A casa era para as mulheres.

No fundo das casas, escondidas da rua, elas pen­teavam as tranças, compridas como caudas de cavalos. Trabalhavam na sombra dos quintais, sob as parreiras. Faziam a comida e as camas — viviam apenas para os homens. E esperavam-nos, submissas.

Não podiam sair sozinhas à rua porque eram mu­lheres. Um homem da família acompanhava-as sem­pre. Iam visitar as amigas, e os homens deixavam-nas à porta e entravam numa loja que ficasse perto, à espe­ra que saíssem para as levarem para casa. Iam à missa, e os homens não passavam do adro. Eles não entravam em casas onde fossem obrigados a tirar o chapéu. Eram homens que, de qualquer modo, dominavam no Largo.

Veio o comboio e mudou a Vila. As lojas enche­ram-se de utensílios que, antes, apenas se vendiam nos ferreiros e nos carpinteiros. O comércio desenvol­veu-se, construiu-se uma fábrica. As oficinas faliram, os mestres-ferreiros desceram a operários, os alvanéis passaram a chamar-se pedreiros e também se transfor­maram em operários. Apareceu a Guarda, substituiu os pachorrentos cabos de paz, e prendeu os valentes. As mulheres cortaram os cabelos, pintaram a boca e saem sozinhas. Os senhores tiram agora os chapéus uns aos outros, fazem grandes vénias e apertam-se as mãos a toda a hora. Vão à missa com as mulheres, passam as tardes no Clube, e já não descem ao Largo. Apenas os bêbados e os malteses se demoram por lá nas tardes de domingo.

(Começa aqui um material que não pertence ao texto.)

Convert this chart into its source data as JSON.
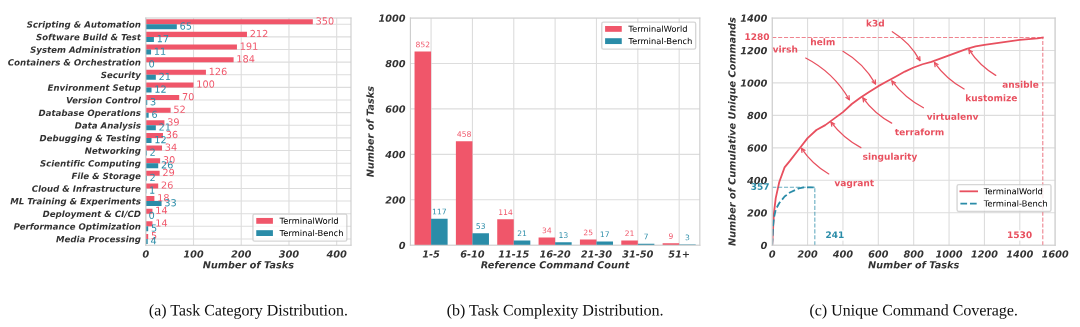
{
  "chart_data": [
    {
      "type": "bar",
      "orientation": "horizontal",
      "title": "(a) Task Category Distribution.",
      "xlabel": "Number of Tasks",
      "categories": [
        "Scripting & Automation",
        "Software Build & Test",
        "System Administration",
        "Containers & Orchestration",
        "Security",
        "Environment Setup",
        "Version Control",
        "Database Operations",
        "Data Analysis",
        "Debugging & Testing",
        "Networking",
        "Scientific Computing",
        "File & Storage",
        "Cloud & Infrastructure",
        "ML Training & Experiments",
        "Deployment & CI/CD",
        "Performance Optimization",
        "Media Processing"
      ],
      "series": [
        {
          "name": "TerminalWorld",
          "color": "#f0566a",
          "values": [
            350,
            212,
            191,
            184,
            126,
            100,
            70,
            52,
            39,
            36,
            34,
            30,
            29,
            26,
            18,
            14,
            14,
            5
          ]
        },
        {
          "name": "Terminal-Bench",
          "color": "#2a8ca8",
          "values": [
            65,
            17,
            11,
            0,
            21,
            12,
            3,
            6,
            21,
            12,
            2,
            26,
            2,
            1,
            33,
            0,
            5,
            4
          ]
        }
      ],
      "xlim": [
        0,
        430
      ],
      "xticks": [
        0,
        100,
        200,
        300,
        400
      ],
      "data_labels": true,
      "grid": true,
      "legend": "bottom right"
    },
    {
      "type": "bar",
      "title": "(b) Task Complexity Distribution.",
      "xlabel": "Reference Command Count",
      "ylabel": "Number of Tasks",
      "categories": [
        "1-5",
        "6-10",
        "11-15",
        "16-20",
        "21-30",
        "31-50",
        "51+"
      ],
      "series": [
        {
          "name": "TerminalWorld",
          "color": "#f0566a",
          "values": [
            852,
            458,
            114,
            34,
            25,
            21,
            9
          ]
        },
        {
          "name": "Terminal-Bench",
          "color": "#2a8ca8",
          "values": [
            117,
            53,
            21,
            13,
            17,
            7,
            3
          ]
        }
      ],
      "ylim": [
        0,
        1000
      ],
      "yticks": [
        0,
        200,
        400,
        600,
        800,
        1000
      ],
      "data_labels": true,
      "grid": true,
      "legend": "top right"
    },
    {
      "type": "line",
      "title": "(c) Unique Command Coverage.",
      "xlabel": "Number of Tasks",
      "ylabel": "Number of Cumulative Unique Commands",
      "series": [
        {
          "name": "TerminalWorld",
          "color": "#e8505f",
          "line_style": "solid",
          "x": [
            0,
            5,
            10,
            20,
            40,
            70,
            100,
            150,
            200,
            250,
            300,
            350,
            400,
            450,
            500,
            550,
            600,
            650,
            700,
            750,
            800,
            850,
            900,
            950,
            1000,
            1050,
            1100,
            1150,
            1200,
            1300,
            1400,
            1500,
            1530
          ],
          "values": [
            0,
            100,
            200,
            290,
            390,
            480,
            520,
            590,
            660,
            710,
            740,
            780,
            820,
            870,
            910,
            945,
            980,
            1010,
            1040,
            1070,
            1095,
            1115,
            1130,
            1150,
            1170,
            1190,
            1210,
            1225,
            1235,
            1250,
            1265,
            1275,
            1280
          ]
        },
        {
          "name": "Terminal-Bench",
          "color": "#2a8ca8",
          "line_style": "dashed",
          "x": [
            0,
            5,
            10,
            20,
            40,
            70,
            100,
            150,
            180,
            241
          ],
          "values": [
            0,
            120,
            170,
            220,
            260,
            300,
            325,
            350,
            357,
            357
          ]
        }
      ],
      "xlim": [
        0,
        1600
      ],
      "xticks": [
        0,
        200,
        400,
        600,
        800,
        1000,
        1200,
        1400,
        1600
      ],
      "ylim": [
        0,
        1400
      ],
      "yticks": [
        0,
        200,
        400,
        600,
        800,
        1000,
        1200,
        1400
      ],
      "ref_lines": [
        {
          "axis": "y",
          "value": 1280,
          "label": "1280",
          "color": "#e8505f",
          "line_style": "dashed"
        },
        {
          "axis": "x",
          "value": 1530,
          "label": "1530",
          "color": "#e8505f",
          "line_style": "dashed"
        },
        {
          "axis": "y",
          "value": 357,
          "label": "357",
          "color": "#2a8ca8",
          "line_style": "dashed"
        },
        {
          "axis": "x",
          "value": 241,
          "label": "241",
          "color": "#2a8ca8",
          "line_style": "dashed"
        }
      ],
      "annotations": [
        {
          "text": "virsh",
          "x": 440,
          "y": 889
        },
        {
          "text": "helm",
          "x": 588,
          "y": 986
        },
        {
          "text": "k3d",
          "x": 839,
          "y": 1130
        },
        {
          "text": "ansible",
          "x": 1108,
          "y": 1212
        },
        {
          "text": "kustomize",
          "x": 913,
          "y": 1132
        },
        {
          "text": "virtualenv",
          "x": 672,
          "y": 1019
        },
        {
          "text": "terraform",
          "x": 508,
          "y": 915
        },
        {
          "text": "singularity",
          "x": 328,
          "y": 765
        },
        {
          "text": "vagrant",
          "x": 161,
          "y": 604
        }
      ],
      "grid": true,
      "legend": "bottom right"
    }
  ]
}
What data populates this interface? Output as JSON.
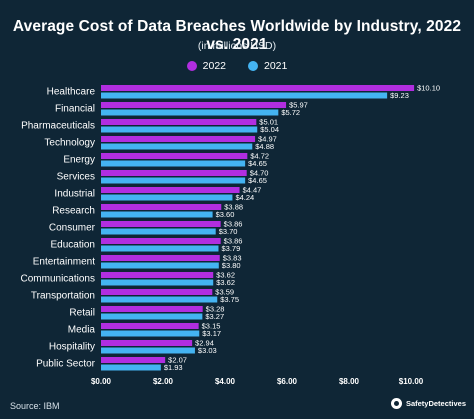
{
  "chart_data": {
    "type": "bar",
    "orientation": "horizontal",
    "title": "Average Cost of Data Breaches Worldwide by Industry, 2022 vs. 2021",
    "subtitle": "(in millions USD)",
    "categories": [
      "Healthcare",
      "Financial",
      "Pharmaceuticals",
      "Technology",
      "Energy",
      "Services",
      "Industrial",
      "Research",
      "Consumer",
      "Education",
      "Entertainment",
      "Communications",
      "Transportation",
      "Retail",
      "Media",
      "Hospitality",
      "Public Sector"
    ],
    "series": [
      {
        "name": "2022",
        "color": "#b12ee0",
        "values": [
          10.1,
          5.97,
          5.01,
          4.97,
          4.72,
          4.7,
          4.47,
          3.88,
          3.86,
          3.86,
          3.83,
          3.62,
          3.59,
          3.28,
          3.15,
          2.94,
          2.07
        ],
        "labels": [
          "$10.10",
          "$5.97",
          "$5.01",
          "$4.97",
          "$4.72",
          "$4.70",
          "$4.47",
          "$3.88",
          "$3.86",
          "$3.86",
          "$3.83",
          "$3.62",
          "$3.59",
          "$3.28",
          "$3.15",
          "$2.94",
          "$2.07"
        ]
      },
      {
        "name": "2021",
        "color": "#44b4f2",
        "values": [
          9.23,
          5.72,
          5.04,
          4.88,
          4.65,
          4.65,
          4.24,
          3.6,
          3.7,
          3.79,
          3.8,
          3.62,
          3.75,
          3.27,
          3.17,
          3.03,
          1.93
        ],
        "labels": [
          "$9.23",
          "$5.72",
          "$5.04",
          "$4.88",
          "$4.65",
          "$4.65",
          "$4.24",
          "$3.60",
          "$3.70",
          "$3.79",
          "$3.80",
          "$3.62",
          "$3.75",
          "$3.27",
          "$3.17",
          "$3.03",
          "$1.93"
        ]
      }
    ],
    "xlim": [
      0,
      10
    ],
    "xticks": [
      "$0.00",
      "$2.00",
      "$4.00",
      "$6.00",
      "$8.00",
      "$10.00"
    ],
    "legend_position": "top-center",
    "grid": false
  },
  "footer": {
    "source": "Source: IBM",
    "brand": "SafetyDetectives"
  }
}
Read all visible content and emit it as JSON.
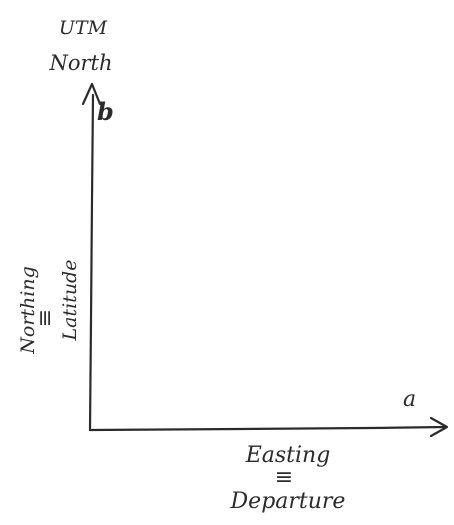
{
  "labels": {
    "north_line1": "UTM",
    "north_line2": "North",
    "b": "b",
    "a": "a",
    "northing": "Northing",
    "northing_eq": "≡",
    "latitude": "Latitude",
    "easting": "Easting",
    "easting_eq": "≡",
    "departure": "Departure"
  },
  "colors": {
    "ink": "#2b2b2b",
    "background": "#ffffff"
  }
}
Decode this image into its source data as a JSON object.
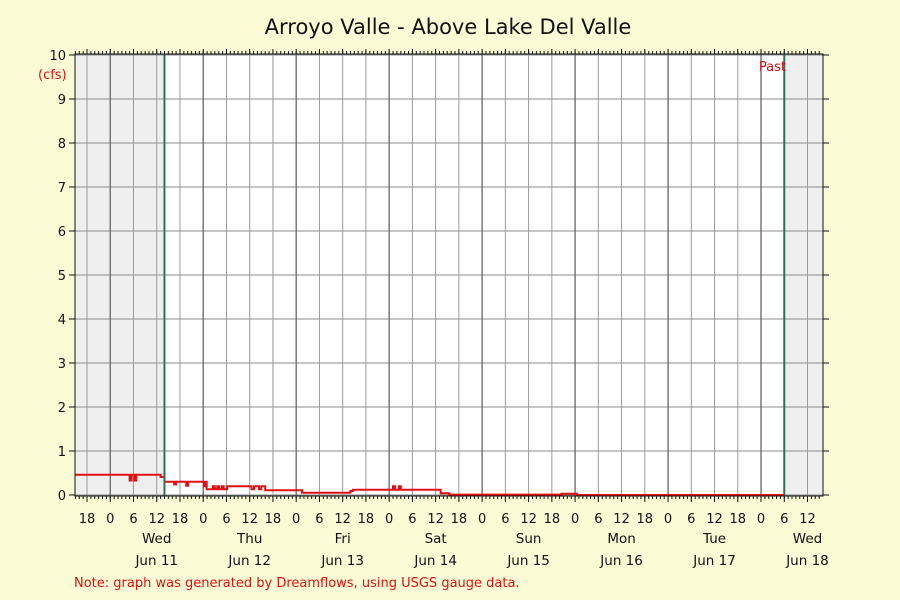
{
  "chart_data": {
    "type": "line",
    "title": "Arroyo Valle - Above Lake Del Valle",
    "ylabel": "(cfs)",
    "ylim": [
      0,
      10
    ],
    "yticks": [
      0,
      1,
      2,
      3,
      4,
      5,
      6,
      7,
      8,
      9,
      10
    ],
    "x_unit": "hours since Jun 11 00:00",
    "xlim": [
      -9.1,
      184
    ],
    "past_window_hours": [
      14,
      174
    ],
    "past_label": "Past",
    "hour_tick_labels": [
      "6",
      "12",
      "18",
      "0"
    ],
    "days": [
      {
        "weekday": "Wed",
        "date": "Jun 11"
      },
      {
        "weekday": "Thu",
        "date": "Jun 12"
      },
      {
        "weekday": "Fri",
        "date": "Jun 13"
      },
      {
        "weekday": "Sat",
        "date": "Jun 14"
      },
      {
        "weekday": "Sun",
        "date": "Jun 15"
      },
      {
        "weekday": "Mon",
        "date": "Jun 16"
      },
      {
        "weekday": "Tue",
        "date": "Jun 17"
      },
      {
        "weekday": "Wed",
        "date": "Jun 18"
      }
    ],
    "grid": true,
    "series": [
      {
        "color": "#e01010",
        "points": [
          [
            -9,
            0.46
          ],
          [
            5.0,
            0.46
          ],
          [
            5.0,
            0.33
          ],
          [
            5.5,
            0.33
          ],
          [
            5.5,
            0.46
          ],
          [
            6.2,
            0.46
          ],
          [
            6.2,
            0.33
          ],
          [
            6.7,
            0.33
          ],
          [
            6.7,
            0.46
          ],
          [
            13.0,
            0.46
          ],
          [
            13.0,
            0.41
          ],
          [
            14.0,
            0.41
          ],
          [
            14.0,
            0.3
          ],
          [
            16.5,
            0.3
          ],
          [
            16.5,
            0.24
          ],
          [
            17.0,
            0.24
          ],
          [
            17.0,
            0.3
          ],
          [
            19.6,
            0.3
          ],
          [
            19.6,
            0.21
          ],
          [
            20.1,
            0.21
          ],
          [
            20.1,
            0.3
          ],
          [
            24.2,
            0.3
          ],
          [
            24.2,
            0.2
          ],
          [
            24.7,
            0.2
          ],
          [
            24.7,
            0.3
          ],
          [
            24.9,
            0.3
          ],
          [
            24.9,
            0.13
          ],
          [
            26.5,
            0.13
          ],
          [
            26.5,
            0.2
          ],
          [
            27.0,
            0.2
          ],
          [
            27.0,
            0.13
          ],
          [
            27.6,
            0.13
          ],
          [
            27.6,
            0.2
          ],
          [
            28.1,
            0.2
          ],
          [
            28.1,
            0.13
          ],
          [
            28.8,
            0.13
          ],
          [
            28.8,
            0.2
          ],
          [
            29.3,
            0.2
          ],
          [
            29.3,
            0.13
          ],
          [
            30.2,
            0.13
          ],
          [
            30.2,
            0.2
          ],
          [
            36.5,
            0.2
          ],
          [
            36.5,
            0.13
          ],
          [
            37.1,
            0.13
          ],
          [
            37.1,
            0.2
          ],
          [
            38.4,
            0.2
          ],
          [
            38.4,
            0.13
          ],
          [
            39.0,
            0.13
          ],
          [
            39.0,
            0.2
          ],
          [
            40.0,
            0.2
          ],
          [
            40.0,
            0.11
          ],
          [
            49.5,
            0.11
          ],
          [
            49.5,
            0.05
          ],
          [
            62.0,
            0.05
          ],
          [
            62.0,
            0.09
          ],
          [
            62.7,
            0.09
          ],
          [
            62.7,
            0.12
          ],
          [
            73.0,
            0.12
          ],
          [
            73.0,
            0.2
          ],
          [
            73.5,
            0.2
          ],
          [
            73.5,
            0.12
          ],
          [
            74.5,
            0.12
          ],
          [
            74.5,
            0.2
          ],
          [
            75.0,
            0.2
          ],
          [
            75.0,
            0.12
          ],
          [
            85.3,
            0.12
          ],
          [
            85.3,
            0.04
          ],
          [
            87.5,
            0.04
          ],
          [
            87.5,
            0.01
          ],
          [
            116.5,
            0.01
          ],
          [
            116.5,
            0.03
          ],
          [
            120.5,
            0.03
          ],
          [
            120.5,
            0.0
          ],
          [
            174,
            0.0
          ]
        ]
      }
    ]
  },
  "footnote": "Note: graph was generated by Dreamflows, using USGS gauge data."
}
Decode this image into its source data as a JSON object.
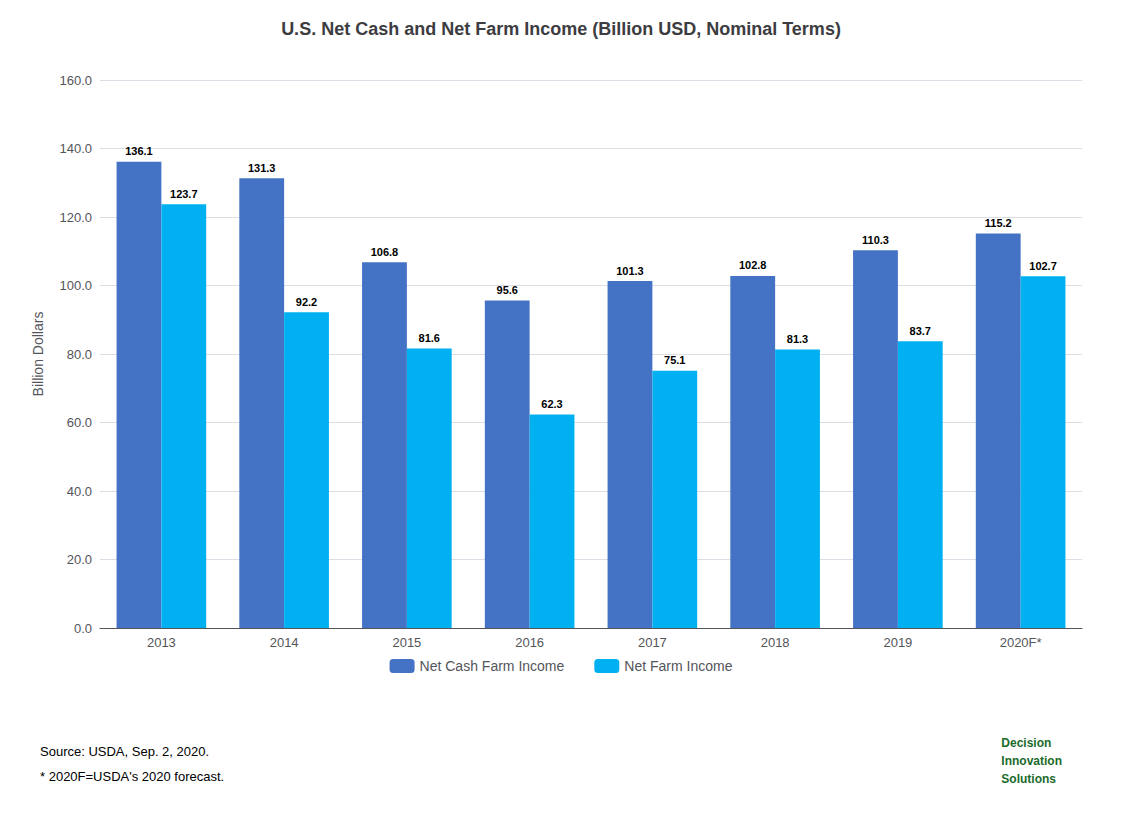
{
  "chart_data": {
    "type": "bar",
    "title": "U.S. Net Cash and Net Farm Income (Billion USD, Nominal Terms)",
    "ylabel": "Billion Dollars",
    "categories": [
      "2013",
      "2014",
      "2015",
      "2016",
      "2017",
      "2018",
      "2019",
      "2020F*"
    ],
    "series": [
      {
        "name": "Net Cash Farm Income",
        "color": "#4472C4",
        "values": [
          136.1,
          131.3,
          106.8,
          95.6,
          101.3,
          102.8,
          110.3,
          115.2
        ]
      },
      {
        "name": "Net Farm Income",
        "color": "#00B0F0",
        "values": [
          123.7,
          92.2,
          81.6,
          62.3,
          75.1,
          81.3,
          83.7,
          102.7
        ]
      }
    ],
    "ylim": [
      0,
      160
    ],
    "yticks": [
      {
        "value": 0,
        "label": "0.0"
      },
      {
        "value": 20,
        "label": "20.0"
      },
      {
        "value": 40,
        "label": "40.0"
      },
      {
        "value": 60,
        "label": "60.0"
      },
      {
        "value": 80,
        "label": "80.0"
      },
      {
        "value": 100,
        "label": "100.0"
      },
      {
        "value": 120,
        "label": "120.0"
      },
      {
        "value": 140,
        "label": "140.0"
      },
      {
        "value": 160,
        "label": "160.0"
      }
    ],
    "grid": true,
    "legend": "bottom",
    "data_labels": true,
    "annotations": [
      "Source: USDA, Sep. 2, 2020.",
      "* 2020F=USDA's 2020 forecast.",
      "Decision\nInnovation\nSolutions"
    ]
  }
}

Hoje, as notícias chegam no mesmo dia, vindas de todas as partes do mundo. Ouvem-se em todas as vendas e nos numerosos cafés que abriram na Vila. As telefonias gritam tudo que acontece à superfície da terra e das águas, no ar, no fundo das minas e dos oceanos. O mun­do está em toda a parte, tornou-se pequeno e íntimo para todos. Alguma coisa que aconteça em qualquer região todos a sabem imediatamente, e pensam sobre ela e to­mam partido. Ninguém já desconhece o que vai pelo mundo. E alguma coisa está acontecendo na terra, algu­ma coisa terrível e desejada está acontecendo em toda a parte. Ninguém fica de fora, todos estão interessados.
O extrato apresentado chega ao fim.